Cabinet of Jan Olszewski

The Cabinet of Jan Olszewski was the government of Poland from December 23, 1991 to June 5, 1992, sitting in the Council of Ministers during the 1st legislature of the Sejm. Led by lawyer Jan Olszewski, it was supported by the coalition of the Centre Agreement and the Christian National Union as well as the Christian People's Party [pl] in the beginning and the Peasants' Agreement at the end.

Government formationEdit

In autumn, first fully free elections were held. President Lech Wałęsa invited Jan Olszewski to form a government, when formation of government by Bronisław Geremek and attempts to keep Jan Krzysztof Bielecki in office were unsuccessful. The Sejm appointed Olszewski Prime Minister on 6 December. Issues with forming a coalition discouraged Olszewski, who announced his resignation, which was not accepted. Olszewski was supported by Polish People's Party (in exchange for few deputy ministers), whom Jarosław Kaczyński loudly thanked after the voting. After long period of negotiations, on 23 December the government was formed thanks to support of Solidarity and PSL. The government was made up of 4 parties - Centre Agreement and the Christian National Union as well as the Christian People's Party [pl].

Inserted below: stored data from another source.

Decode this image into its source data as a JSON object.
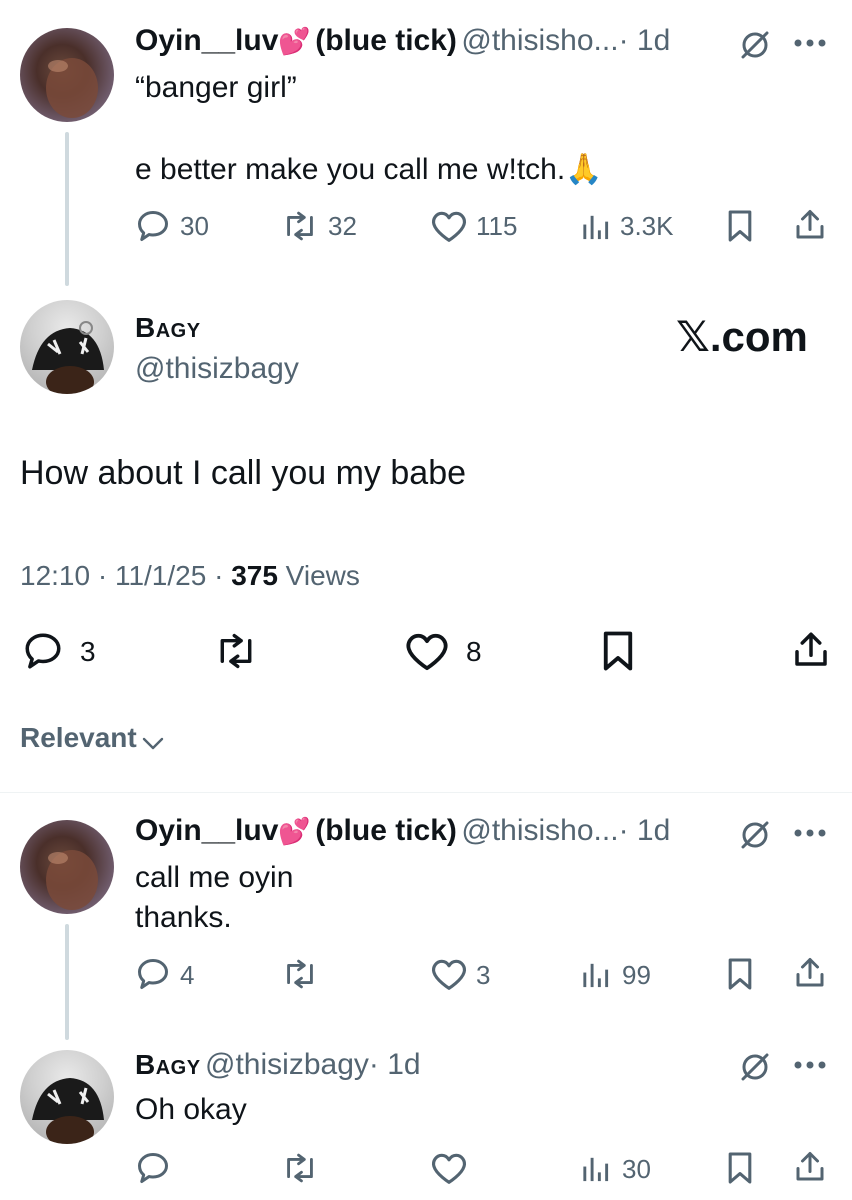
{
  "reply1": {
    "name": "Oyin__luv",
    "name_suffix": "(blue tick)",
    "handle": "@thisisho...",
    "time": "· 1d",
    "line1": "“banger girl”",
    "line2": "e better make you call me w!tch.",
    "emoji": "🙏",
    "reply_count": "30",
    "retweet_count": "32",
    "like_count": "115",
    "view_count": "3.3K"
  },
  "main": {
    "name": "Bagy",
    "handle": "@thisizbagy",
    "watermark": "𝕏.com",
    "text": "How about I call you my babe",
    "time": "12:10 · 11/1/25 · ",
    "views_count": "375",
    "views_label": " Views",
    "reply_count": "3",
    "like_count": "8"
  },
  "sort": {
    "label": "Relevant"
  },
  "reply2": {
    "name": "Oyin__luv",
    "name_suffix": "(blue tick)",
    "handle": "@thisisho...",
    "time": "· 1d",
    "line1": "call me oyin",
    "line2": "thanks.",
    "reply_count": "4",
    "like_count": "3",
    "view_count": "99"
  },
  "reply3": {
    "name": "Bagy",
    "handle": "@thisizbagy",
    "time": "· 1d",
    "text": "Oh okay",
    "view_count": "30"
  },
  "icons": {
    "heart_emoji": "💕",
    "grok": "grok-icon",
    "more": "more-dots-icon"
  }
}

Olszewski cabinet worked under new international conditions. At the end of December 1991, the Soviet Union was dissolved. This motivated the government to start integration with NATO and European Community. For the first time, in official documents, it was mentioned that membership in NATO is part of Polish defence strategies. Negotiations to withdraw Russian armies from Poland started at the end of October 1990, we speeded up. In March 1992, period of confusion occurred when president Lech Wałęsa presented his conception of new economic and military alliance with former Warsaw Pact during his visit to Germany, which went against the euroatlantic direction of the government.

Olszewski government changed the concept of privatization of national corporations. Total stop of privatization led to open conflict with liberal groups in the parliament.

On 22 May 1992, Jan Olszewski opposed signing of a clause in Polish-Russian Treaty of Friendly and Neighbourly Cooperation, which handed over former Russian military bases to international Polish-Russian corporations. The Prime Minister sent a telegram to Moscow to president Lech Wałęsa informing of government opposition to the clause. Wałęsa, after conversation with Boris Yeltsin changed the controversial clause. However, this did not stop further clashes with the president.

DissolutionEdit

Jan Olszewski cabinet did not hold permanent parliamentary majority. Attempts to extend the coalition, first to Democratic Union, Liberal Democratic Congress and Polish Economic Programme, and then to Confederation of Independent Poland, were unsuccessful. On 24 May 1992, the council of the Democratic Union wrote a report calling the government to resign. On 26 May, Wałęsa sent a formal note to the Marshal of the Sejm, informing of withdrawal of support for the government. On 27 May, the four parties prepared for the vote of no confidence against the government. The following day, the Sejm passed a resolution obligating the Minister of Interior (at the time Antoni Macierewicz), to publish the list of communist secret police collaborators. On 29 May, representative of the Democratic Union, Jan Maria Rokita, presented a vote of no confidence request on the behalf of 65 members of the parliament of the 3 parties. On 2 June, the final day of coalition negotiations with the Confederation of Independent Poland, Macierewicz met with deputy Marshal of that party, informing him that its leader, Leszek Moczulski, was on the list of collaborators which will be presented to the Sejm the following day.

The cabinet was recalled by the Sejm in a voting after the midnight of 5 June 1992, few hours after publishing the list. The Prime Minister supported the decision of Macierewicz, proposing to establish an independent commission to verify the validity of the published documents. The Sejm did not debate this proposal. Wałęsa pressured on the Sejm to speed up the vote of no confidence, sending his own request.